Outside, something heavy hit the side of the house. I entertained a fleeting image of Dorothy sucked into the cyclone.
“But I wouldn’t be ‘betraying’ Byron,” I said. “Technically you can’t betray a dead man. When you look at it in a certain light, I’d be resurrecting him as a human being. History sees him as no longer relevant. A cartoon. Even boring. He’s a poet who has been done to death in literary journals, graduate dissertations, and biographies since the Victorian Era, leaving nothing seemingly of any importance left to say. I’d make them all sit up and take another look at the man.”
I slopped some more wine into my glass and took a large gulp. This was a three-glass night if ever there was one. At this rate the bottle wasn’t going to last long. I wondered if I should send Dana up to the corner store for another before the storm got too intense. And before either one of us was too slozzled to drive. Plenty of time for that, I thought.

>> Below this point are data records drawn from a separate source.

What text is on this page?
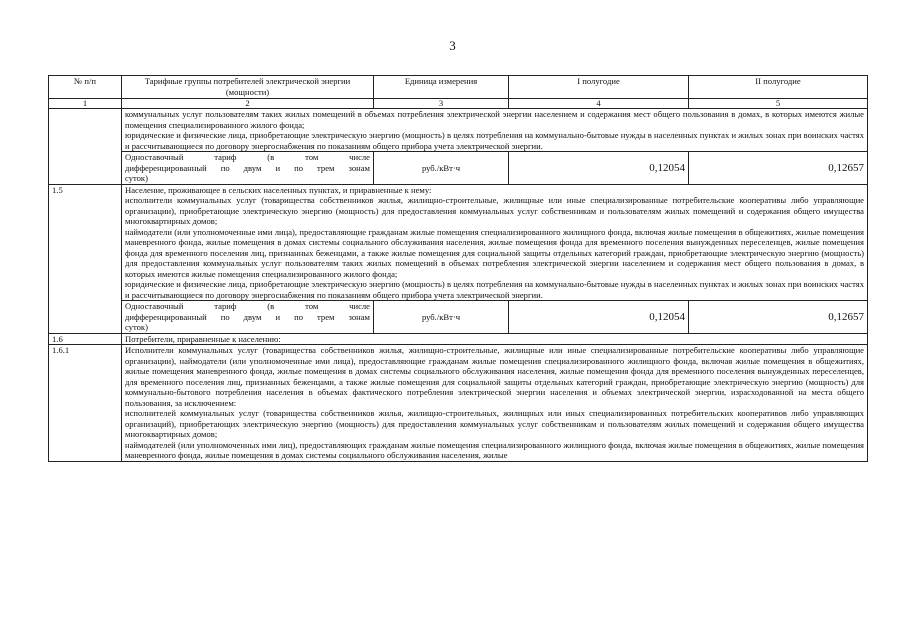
3
№ п/п	Тарифные группы потребителей электрической энергии (мощности)	Единица измерения	I полугодие	II полугодие
1	2	3	4	5

	коммунальных услуг пользователям таких жилых помещений в объемах потребления электрической энергии населением и содержания мест общего пользования в домах, в которых имеются жилые помещения специализированного жилого фонда;

юридические и физические лица, приобретающие электрическую энергию (мощность) в целях потребления на коммунально-бытовые нужды в населенных пунктах и жилых зонах при воинских частях и рассчитывающиеся по договору энергоснабжения по показаниям общего прибора учета электрической энергии.			

	Одноставочный тариф (в том числе
дифференцированный по двум и по трем зонам

суток)	руб./кВт·ч	0,12054	0,12657
1.5	Население, проживающее в сельских населенных пунктах, и приравненные к нему:

исполнители коммунальных услуг (товарищества собственников жилья, жилищно-строительные, жилищные или иные специализированные потребительские кооперативы либо управляющие организации), приобретающие электрическую энергию (мощность) для предоставления коммунальных услуг собственникам и пользователям жилых помещений и содержания общего имущества многоквартирных домов;

наймодатели (или уполномоченные ими лица), предоставляющие гражданам жилые помещения специализированного жилищного фонда, включая жилые помещения в общежитиях, жилые помещения маневренного фонда, жилые помещения в домах системы социального обслуживания населения, жилые помещения фонда для временного поселения вынужденных переселенцев, жилые помещения фонда для временного поселения лиц, признанных беженцами, а также жилые помещения для социальной защиты отдельных категорий граждан, приобретающие электрическую энергию (мощность) для предоставления коммунальных услуг пользователям таких жилых помещений в объемах потребления электрической энергии населением и содержания мест общего пользования в домах, в которых имеются жилые помещения специализированного жилого фонда;

юридические и физические лица, приобретающие электрическую энергию (мощность) в целях потребления на коммунально-бытовые нужды в населенных пунктах и жилых зонах при воинских частях и рассчитывающиеся по договору энергоснабжения по показаниям общего прибора учета электрической энергии.			

	Одноставочный тариф (в том числе
дифференцированный по двум и по трем зонам

суток)	руб./кВт·ч	0,12054	0,12657
1.6	Потребители, приравненные к населению:			
1.6.1	Исполнители коммунальных услуг (товарищества собственников жилья, жилищно-строительные, жилищные или иные специализированные потребительские кооперативы либо управляющие организации), наймодатели (или уполномоченные ими лица), предоставляющие гражданам жилые помещения специализированного жилищного фонда, включая жилые помещения в общежитиях, жилые помещения маневренного фонда, жилые помещения в домах системы социального обслуживания населения, жилые помещения фонда для временного поселения вынужденных переселенцев, для временного поселения лиц, признанных беженцами, а также жилые помещения для социальной защиты отдельных категорий граждан, приобретающие электрическую энергию (мощность) для коммунально-бытового потребления населения в объемах фактического потребления электрической энергии населения и объемах электрической энергии, израсходованной на места общего пользования, за исключением:

исполнителей коммунальных услуг (товарищества собственников жилья, жилищно-строительных, жилищных или иных специализированных потребительских кооперативов либо управляющих организаций), приобретающих электрическую энергию (мощность) для предоставления коммунальных услуг собственникам и пользователям жилых помещений и содержания общего имущества многоквартирных домов;

наймодателей (или уполномоченных ими лиц), предоставляющих гражданам жилые помещения специализированного жилищного фонда, включая жилые помещения в общежитиях, жилые помещения маневренного фонда, жилые помещения в домах системы социального обслуживания населения, жилые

“Lord Byron became larger-than-life, Dana,” I continued, feeling myself shift into a tipsy version of my English teacher person. “Mythic. A mythic character that is still a stock in trade of the Romantic novel, the ‘Byronic hero’. Enough said, in the committee’s view. This is the 21st Century, they would say – era of the anti-hero, the common man/woman. Who cares anymore to read about a titled pistol-shooting womanizer swashing and buckling in a floppy shirt ala Fabio around Regency London? Gone are the days and good riddance, in their opinion. But I’m going to show them the real Byron, sweetie, the vulnerable man behind the great lover persona. I’m going to show the world what he really was – an insecure man-child who nevertheless wrote like an angel. Either that or I’m screwed.”
I finished my wine with a shaky flourish, setting the glass down on the coffee table a little more forcefully than I had intended.